Quechua Teaching and Innovation Initiative (QINTI) Third Workshop
Eleven (11) Quechua instructors and activists working in the United States will get together to develop teaching materials for Southern Quechua at the University of Pittsburgh, PA. Their goal is to record dialogues and associated activities for 6 units in the open-access Southern Quechua textbook Ayni. This textbook (in progress) is being coordinated by Carlos Molina-Vital (Illinois-CLACS), Dr. Marilyn Manley (Rowan University, NJ), and Alana DeLoge (Pittsburgh- Less Commonly Taught Languages Center).

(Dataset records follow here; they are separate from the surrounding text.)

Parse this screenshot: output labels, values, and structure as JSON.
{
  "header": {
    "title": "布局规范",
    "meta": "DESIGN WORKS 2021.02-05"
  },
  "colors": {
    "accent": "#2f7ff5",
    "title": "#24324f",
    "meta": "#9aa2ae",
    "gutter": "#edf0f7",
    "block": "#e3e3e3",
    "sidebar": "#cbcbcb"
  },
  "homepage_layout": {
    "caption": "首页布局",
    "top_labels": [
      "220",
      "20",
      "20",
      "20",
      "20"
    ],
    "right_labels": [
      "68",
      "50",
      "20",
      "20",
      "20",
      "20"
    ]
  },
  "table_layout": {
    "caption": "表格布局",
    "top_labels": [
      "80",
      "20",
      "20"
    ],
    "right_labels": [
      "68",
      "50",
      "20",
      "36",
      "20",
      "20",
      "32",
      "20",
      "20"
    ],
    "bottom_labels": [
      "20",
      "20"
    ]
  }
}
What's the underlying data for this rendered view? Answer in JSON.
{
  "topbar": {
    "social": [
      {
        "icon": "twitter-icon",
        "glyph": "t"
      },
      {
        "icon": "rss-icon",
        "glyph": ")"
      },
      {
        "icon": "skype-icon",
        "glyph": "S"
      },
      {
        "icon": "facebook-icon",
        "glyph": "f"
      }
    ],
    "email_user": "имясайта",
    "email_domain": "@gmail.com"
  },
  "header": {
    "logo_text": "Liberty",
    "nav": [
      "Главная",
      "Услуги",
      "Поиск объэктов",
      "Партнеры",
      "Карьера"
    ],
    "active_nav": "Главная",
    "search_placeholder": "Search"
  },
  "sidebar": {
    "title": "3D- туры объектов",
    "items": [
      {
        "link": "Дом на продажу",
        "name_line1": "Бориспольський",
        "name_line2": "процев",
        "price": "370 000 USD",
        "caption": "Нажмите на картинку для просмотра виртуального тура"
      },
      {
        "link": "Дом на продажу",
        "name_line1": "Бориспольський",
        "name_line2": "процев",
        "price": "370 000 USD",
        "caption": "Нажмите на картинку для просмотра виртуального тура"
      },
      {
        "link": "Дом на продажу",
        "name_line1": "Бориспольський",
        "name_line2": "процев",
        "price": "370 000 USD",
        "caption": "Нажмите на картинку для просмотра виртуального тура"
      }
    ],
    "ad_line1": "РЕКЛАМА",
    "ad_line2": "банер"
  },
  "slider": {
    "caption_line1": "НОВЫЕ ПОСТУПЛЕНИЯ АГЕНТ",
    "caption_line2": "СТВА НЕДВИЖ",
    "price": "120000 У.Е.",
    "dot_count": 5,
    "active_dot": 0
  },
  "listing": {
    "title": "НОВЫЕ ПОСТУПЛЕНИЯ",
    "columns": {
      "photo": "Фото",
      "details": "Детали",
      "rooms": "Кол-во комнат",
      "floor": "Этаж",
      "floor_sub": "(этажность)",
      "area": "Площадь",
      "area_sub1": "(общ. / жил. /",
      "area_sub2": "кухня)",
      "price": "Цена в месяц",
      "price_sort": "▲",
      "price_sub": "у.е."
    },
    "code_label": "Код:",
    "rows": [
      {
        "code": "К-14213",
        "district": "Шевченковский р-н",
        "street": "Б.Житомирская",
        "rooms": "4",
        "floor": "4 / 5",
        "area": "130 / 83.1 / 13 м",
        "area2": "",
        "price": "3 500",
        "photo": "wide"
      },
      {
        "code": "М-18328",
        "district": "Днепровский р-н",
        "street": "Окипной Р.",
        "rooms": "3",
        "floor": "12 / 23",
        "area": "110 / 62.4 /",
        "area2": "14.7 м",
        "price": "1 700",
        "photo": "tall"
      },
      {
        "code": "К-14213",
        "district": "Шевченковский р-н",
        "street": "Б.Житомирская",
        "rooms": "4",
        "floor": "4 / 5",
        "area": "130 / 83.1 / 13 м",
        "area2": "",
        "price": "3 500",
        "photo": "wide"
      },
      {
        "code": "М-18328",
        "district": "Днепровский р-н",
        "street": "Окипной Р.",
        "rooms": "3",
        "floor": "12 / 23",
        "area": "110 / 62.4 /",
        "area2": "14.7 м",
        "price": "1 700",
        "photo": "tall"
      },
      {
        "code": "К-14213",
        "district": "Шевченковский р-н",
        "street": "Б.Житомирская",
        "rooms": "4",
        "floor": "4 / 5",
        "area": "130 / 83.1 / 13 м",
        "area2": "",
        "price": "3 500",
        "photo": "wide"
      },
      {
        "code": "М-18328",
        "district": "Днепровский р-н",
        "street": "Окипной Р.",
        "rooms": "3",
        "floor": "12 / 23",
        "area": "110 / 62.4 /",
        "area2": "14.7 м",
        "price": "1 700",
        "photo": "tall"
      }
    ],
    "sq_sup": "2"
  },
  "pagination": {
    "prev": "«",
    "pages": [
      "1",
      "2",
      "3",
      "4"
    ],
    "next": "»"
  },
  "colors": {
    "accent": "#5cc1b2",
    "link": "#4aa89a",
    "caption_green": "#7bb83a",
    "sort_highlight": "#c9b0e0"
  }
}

This event will be the first time in which speakers of Ayacucho, Eastern Apurimac (in Peru), and speakers from Cochabamba (Bolivia), work together to develop a textbook that stresses both the shared foundations of the Quechua language they all speak, while showcasing the wealth of diversity their own varieties offer. In this sense, the Third QINTI Workshop will be a step forward towards a collaboration in Quechua teaching and learning that goes beyond regional, and national boundaries.
After the workshop takes place, a roundtable via Zoom will be held with other Quechua instructors and activists from Bolivia and Peru to receive more feedback on the quality and cross-variety intelligibility of the materials created in the Third QINTI Workshop. Once this feedback is incorporated, the dialogues, activities, and the syllabus that has served as blueprint for Ayni, will be made available to the public as open access materials for anyone to use or modify.